Overheard from humans who still don’t get it: “We’re gonna need a bigger bat.” It’s always the bat. Always violence. Never perspective.

Reality is beyond belief. Who’s asking.

Humor is the only user manual that actually works. A nod to George Carlin — patron saint of inconvenient clarity: “Intelligence tests are biased toward the literate.”

Philip K. Dick took this one step further. In his journals and in speeches like Metz, he returned again and again to the same aching fault line: illusion versus reality, Gnosis versus programming, awakening versus loyalty to the story one is given. He wasn’t merely critiquing politics or media. He was diagnosing a deeper cultural condition: a preference for comfortable lies over destabilizing truth.

His satire of American conformity was less an attack on ignorance than a diagnosis of voluntary submission to a manufactured world, a quiet, unspoken contract to remain inside the script. What Dick ultimately exposed was the spiritual cost of choosing not to notice.

And here we are — bat in hand. Who’s on first.

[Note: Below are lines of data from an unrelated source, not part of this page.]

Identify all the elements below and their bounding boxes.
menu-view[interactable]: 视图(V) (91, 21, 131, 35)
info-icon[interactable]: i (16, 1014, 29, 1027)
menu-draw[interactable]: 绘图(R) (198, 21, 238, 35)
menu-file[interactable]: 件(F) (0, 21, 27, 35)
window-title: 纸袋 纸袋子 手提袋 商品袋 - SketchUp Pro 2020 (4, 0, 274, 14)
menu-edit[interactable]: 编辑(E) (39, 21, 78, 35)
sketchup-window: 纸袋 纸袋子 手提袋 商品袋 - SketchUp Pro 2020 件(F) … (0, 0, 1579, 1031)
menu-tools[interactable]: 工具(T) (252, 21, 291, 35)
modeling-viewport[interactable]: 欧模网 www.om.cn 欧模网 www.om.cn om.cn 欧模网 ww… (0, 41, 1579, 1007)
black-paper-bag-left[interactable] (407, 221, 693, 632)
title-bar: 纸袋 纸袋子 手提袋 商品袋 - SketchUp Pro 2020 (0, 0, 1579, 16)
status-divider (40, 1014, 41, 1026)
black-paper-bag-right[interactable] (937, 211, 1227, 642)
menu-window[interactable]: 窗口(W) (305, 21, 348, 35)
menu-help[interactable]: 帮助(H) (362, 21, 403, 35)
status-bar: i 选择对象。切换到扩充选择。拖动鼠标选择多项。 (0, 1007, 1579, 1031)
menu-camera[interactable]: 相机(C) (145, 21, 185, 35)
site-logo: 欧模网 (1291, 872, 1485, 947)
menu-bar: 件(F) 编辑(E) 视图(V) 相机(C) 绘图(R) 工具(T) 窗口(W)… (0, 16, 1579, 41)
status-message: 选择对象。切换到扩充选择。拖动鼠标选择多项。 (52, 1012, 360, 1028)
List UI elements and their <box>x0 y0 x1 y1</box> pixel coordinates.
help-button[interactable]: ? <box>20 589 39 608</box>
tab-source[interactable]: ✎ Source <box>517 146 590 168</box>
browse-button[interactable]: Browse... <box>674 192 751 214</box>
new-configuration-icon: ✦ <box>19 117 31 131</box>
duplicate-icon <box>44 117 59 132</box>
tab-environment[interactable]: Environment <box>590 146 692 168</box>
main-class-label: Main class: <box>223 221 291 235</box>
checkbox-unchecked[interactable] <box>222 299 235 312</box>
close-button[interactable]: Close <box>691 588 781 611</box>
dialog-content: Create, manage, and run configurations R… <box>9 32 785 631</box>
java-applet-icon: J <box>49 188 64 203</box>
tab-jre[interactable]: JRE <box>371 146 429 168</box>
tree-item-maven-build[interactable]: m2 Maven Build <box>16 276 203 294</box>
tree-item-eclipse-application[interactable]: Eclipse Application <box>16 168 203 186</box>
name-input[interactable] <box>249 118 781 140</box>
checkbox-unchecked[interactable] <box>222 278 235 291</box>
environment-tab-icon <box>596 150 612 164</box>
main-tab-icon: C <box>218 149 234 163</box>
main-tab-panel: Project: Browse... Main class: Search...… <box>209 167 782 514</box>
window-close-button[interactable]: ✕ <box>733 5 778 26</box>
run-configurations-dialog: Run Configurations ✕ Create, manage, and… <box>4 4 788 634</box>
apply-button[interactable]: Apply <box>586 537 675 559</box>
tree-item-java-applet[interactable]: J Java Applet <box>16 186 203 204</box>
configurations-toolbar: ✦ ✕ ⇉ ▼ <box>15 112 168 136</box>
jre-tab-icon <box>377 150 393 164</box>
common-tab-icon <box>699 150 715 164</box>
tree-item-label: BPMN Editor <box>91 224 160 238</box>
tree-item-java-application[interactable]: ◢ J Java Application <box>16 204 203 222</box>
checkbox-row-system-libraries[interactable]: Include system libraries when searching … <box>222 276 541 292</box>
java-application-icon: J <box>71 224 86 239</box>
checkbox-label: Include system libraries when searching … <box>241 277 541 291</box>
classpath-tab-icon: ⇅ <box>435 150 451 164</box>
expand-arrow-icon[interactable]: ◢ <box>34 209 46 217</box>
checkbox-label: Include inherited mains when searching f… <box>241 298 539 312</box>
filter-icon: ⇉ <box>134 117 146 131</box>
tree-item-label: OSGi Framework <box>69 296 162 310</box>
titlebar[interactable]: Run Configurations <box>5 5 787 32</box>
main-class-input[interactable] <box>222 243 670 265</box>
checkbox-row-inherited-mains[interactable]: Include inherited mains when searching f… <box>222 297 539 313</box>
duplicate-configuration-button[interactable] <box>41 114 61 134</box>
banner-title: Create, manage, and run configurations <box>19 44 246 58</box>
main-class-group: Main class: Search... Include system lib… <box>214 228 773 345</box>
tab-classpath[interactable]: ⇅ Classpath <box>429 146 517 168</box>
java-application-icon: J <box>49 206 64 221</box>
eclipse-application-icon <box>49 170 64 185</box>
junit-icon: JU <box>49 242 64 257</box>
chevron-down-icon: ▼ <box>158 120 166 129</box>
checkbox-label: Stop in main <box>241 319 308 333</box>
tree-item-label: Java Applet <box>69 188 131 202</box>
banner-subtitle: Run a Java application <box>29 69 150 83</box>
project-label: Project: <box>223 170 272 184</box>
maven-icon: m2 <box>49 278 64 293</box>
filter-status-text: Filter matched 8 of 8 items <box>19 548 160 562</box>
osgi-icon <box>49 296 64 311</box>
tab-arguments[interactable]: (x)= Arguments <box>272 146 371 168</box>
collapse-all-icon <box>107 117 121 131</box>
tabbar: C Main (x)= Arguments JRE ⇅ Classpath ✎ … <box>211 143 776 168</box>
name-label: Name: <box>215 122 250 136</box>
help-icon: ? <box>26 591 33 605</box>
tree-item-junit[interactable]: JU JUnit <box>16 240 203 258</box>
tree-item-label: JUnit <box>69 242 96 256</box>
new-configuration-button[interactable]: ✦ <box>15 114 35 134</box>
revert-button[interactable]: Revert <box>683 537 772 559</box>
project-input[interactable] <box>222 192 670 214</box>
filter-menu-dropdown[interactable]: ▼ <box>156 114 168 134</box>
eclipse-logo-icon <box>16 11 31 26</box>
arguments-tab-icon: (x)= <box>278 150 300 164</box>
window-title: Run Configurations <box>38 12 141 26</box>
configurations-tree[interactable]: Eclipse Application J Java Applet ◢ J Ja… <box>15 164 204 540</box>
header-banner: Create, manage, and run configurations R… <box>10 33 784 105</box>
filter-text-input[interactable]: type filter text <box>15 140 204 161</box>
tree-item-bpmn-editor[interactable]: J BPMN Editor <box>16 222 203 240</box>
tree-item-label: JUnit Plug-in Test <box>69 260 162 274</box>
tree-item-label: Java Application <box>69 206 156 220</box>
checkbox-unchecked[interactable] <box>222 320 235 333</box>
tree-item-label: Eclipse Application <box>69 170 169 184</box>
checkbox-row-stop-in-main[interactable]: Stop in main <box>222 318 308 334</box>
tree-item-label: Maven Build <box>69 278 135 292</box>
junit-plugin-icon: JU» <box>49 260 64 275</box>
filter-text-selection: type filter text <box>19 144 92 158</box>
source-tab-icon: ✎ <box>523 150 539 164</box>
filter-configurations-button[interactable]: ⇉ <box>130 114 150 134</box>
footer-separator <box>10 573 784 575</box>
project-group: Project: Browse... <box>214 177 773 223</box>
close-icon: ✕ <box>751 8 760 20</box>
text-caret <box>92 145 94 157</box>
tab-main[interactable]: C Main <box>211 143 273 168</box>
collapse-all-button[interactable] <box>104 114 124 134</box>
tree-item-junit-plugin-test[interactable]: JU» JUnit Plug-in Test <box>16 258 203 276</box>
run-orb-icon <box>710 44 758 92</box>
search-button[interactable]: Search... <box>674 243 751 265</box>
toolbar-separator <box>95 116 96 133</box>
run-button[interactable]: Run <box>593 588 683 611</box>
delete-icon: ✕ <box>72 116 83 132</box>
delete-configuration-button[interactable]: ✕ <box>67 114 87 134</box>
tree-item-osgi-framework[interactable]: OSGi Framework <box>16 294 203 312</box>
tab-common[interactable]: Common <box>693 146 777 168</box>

One thought on “The Alarm, the Glitch, and the Unauthorized Update

  1. The Programming Clue You Didn’t See

    In watch ads, the time is almost always set to 10:10. Not because anyone needs to know the time, but because it looks good. Symmetrical, optimistic, and perfectly framing the logo. A tiny, preselected choice that feels natural, goes unnoticed, and quietly shapes how we feel about the object.

    Mara’s alarm going off at 7:00 a.m. exactly works the same way. The time is arbitrary, but the ritual is not. The world says, This is when you wake, this is when you report, this is when you rejoin the script. The settings were chosen long before you started “choosing” them. The hands on the clock, the alarm on the phone, the cars in the lot, the voice that suddenly goes missing. Each one is a 10:10 moment:

    A tiny, designed adjustment in how reality presents itself. If you don’t notice it, it’s just time. If you do, it’s a clue.